Dwarf forms of Akera bullata found in the Fleet (Dorset) and Balta Sound (Shetland) were given the subspecific name nana by Jeffreys (1867); large Irish specimens were called farrani by Norman (1890). Dwarf Fleet akerids were studied in order to decide whether (a) these geographical extremes ranked as valid species, or (b) there was an ontogenetic series without any significant discontinuity.

Monthly samples (1984–87) of A. bullata nana from Langton Hive Point (LHP) in the Fleet were analysed. These results were compared with local hydrographic data, and with samples from other Fleet localities, from Portland Harbour, Plymouth Sound, and Lough Ine.

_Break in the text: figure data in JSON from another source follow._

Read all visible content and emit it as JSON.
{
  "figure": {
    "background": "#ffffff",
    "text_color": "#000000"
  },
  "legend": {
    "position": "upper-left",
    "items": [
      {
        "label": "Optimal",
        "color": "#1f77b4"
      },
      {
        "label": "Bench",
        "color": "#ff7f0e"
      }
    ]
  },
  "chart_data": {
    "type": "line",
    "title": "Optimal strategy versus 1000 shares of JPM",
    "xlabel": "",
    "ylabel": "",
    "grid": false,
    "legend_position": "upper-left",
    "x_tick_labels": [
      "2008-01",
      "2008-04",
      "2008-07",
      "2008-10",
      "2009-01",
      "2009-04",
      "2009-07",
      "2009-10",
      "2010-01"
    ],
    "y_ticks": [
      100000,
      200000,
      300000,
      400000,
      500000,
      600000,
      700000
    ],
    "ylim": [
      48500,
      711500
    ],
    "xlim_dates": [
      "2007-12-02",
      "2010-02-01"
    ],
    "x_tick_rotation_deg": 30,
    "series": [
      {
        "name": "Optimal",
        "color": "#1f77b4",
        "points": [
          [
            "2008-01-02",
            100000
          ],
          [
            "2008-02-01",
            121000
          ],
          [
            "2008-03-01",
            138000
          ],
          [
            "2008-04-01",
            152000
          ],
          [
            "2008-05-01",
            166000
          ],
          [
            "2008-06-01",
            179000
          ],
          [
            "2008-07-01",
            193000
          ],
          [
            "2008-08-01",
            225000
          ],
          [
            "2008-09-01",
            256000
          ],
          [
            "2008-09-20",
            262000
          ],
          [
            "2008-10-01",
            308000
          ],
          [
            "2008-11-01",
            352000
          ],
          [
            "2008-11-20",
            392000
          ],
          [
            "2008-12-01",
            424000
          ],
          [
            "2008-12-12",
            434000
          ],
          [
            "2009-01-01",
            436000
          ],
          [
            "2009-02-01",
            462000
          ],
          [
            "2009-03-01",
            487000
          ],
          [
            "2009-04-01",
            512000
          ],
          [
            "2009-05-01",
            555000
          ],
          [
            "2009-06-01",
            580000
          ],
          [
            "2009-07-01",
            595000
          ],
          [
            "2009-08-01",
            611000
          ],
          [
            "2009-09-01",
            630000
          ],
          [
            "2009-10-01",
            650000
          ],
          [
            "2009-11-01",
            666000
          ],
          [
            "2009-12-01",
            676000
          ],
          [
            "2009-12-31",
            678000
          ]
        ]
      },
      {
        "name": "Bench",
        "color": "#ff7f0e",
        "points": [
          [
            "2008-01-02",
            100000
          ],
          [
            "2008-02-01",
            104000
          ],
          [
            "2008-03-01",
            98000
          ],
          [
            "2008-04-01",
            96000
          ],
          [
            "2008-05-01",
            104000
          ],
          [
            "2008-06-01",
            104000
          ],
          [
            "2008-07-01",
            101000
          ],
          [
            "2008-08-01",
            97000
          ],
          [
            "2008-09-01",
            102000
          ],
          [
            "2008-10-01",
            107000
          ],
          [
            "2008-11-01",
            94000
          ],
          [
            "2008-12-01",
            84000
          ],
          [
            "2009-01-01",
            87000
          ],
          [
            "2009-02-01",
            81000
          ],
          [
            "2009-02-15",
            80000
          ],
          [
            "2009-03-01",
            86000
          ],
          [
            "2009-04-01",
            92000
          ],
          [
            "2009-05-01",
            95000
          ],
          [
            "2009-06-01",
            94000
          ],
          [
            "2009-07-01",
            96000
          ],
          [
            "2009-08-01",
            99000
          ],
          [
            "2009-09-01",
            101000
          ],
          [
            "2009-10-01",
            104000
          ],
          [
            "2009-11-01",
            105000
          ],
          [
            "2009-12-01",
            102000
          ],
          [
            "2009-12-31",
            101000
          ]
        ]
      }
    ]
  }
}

Salinity at LHP varied from 6{per thousand}. in winter to 35.5{per thousand} in summer. Akerids were most at risk when a cold wind coincided with low water and rain. Akera was herbivorous in the summer, feeding on rafts of Enteromorpha, but during the remainder of the year it fed directly upon the sediment. There was no evidence that it attacked the leaves of Zostera or Ruppia. The biometric data showed an annual life cycle, each generation growing to maturity during the spring and early summer. Spawning took place at the time of the Enteromorpha bloom; the spent adults then died. Moribund adults were common at LHP from April.

Monthly ovotestis samples confirmed this interpretation of the annual life cycle, but it was disrupted catastrophically in February, 1986 when the entire LHP population was destroyed. Recolonisation took many months and involved sporadic immigration to LHP from adjacent, deeper parts of the Fleet. There was no evidence of recruitment from outside.

Akerids of the subspecies nana from LHP reached 15 mm in shell-length, lacked defensive purple and the posterior pallial tentacle, and swam only in the juvenile phase. By contrast, Lough Ine samples of farrani reached 40 mm or more in shell-length, produced purple when disturbed, exhibited an elongated posterior tentacle and engaged in swimming activity in the adult phase. Intermediate specimens made it certain, however, that no significant discontinuities existed in the cline; consequently all British akerids can be embraced by a single specific name, Akera bullata Müller, 1776.

Development-type and gamete mass were similar throughout the geographic range of British Akera bullata. Fecundity, however, was lower in the dwarf subspecies nana. Features of the gametes and the early development confirm the necessity to transfer the Akeridae from the Bullomorptaa to the Aplysiomorpha.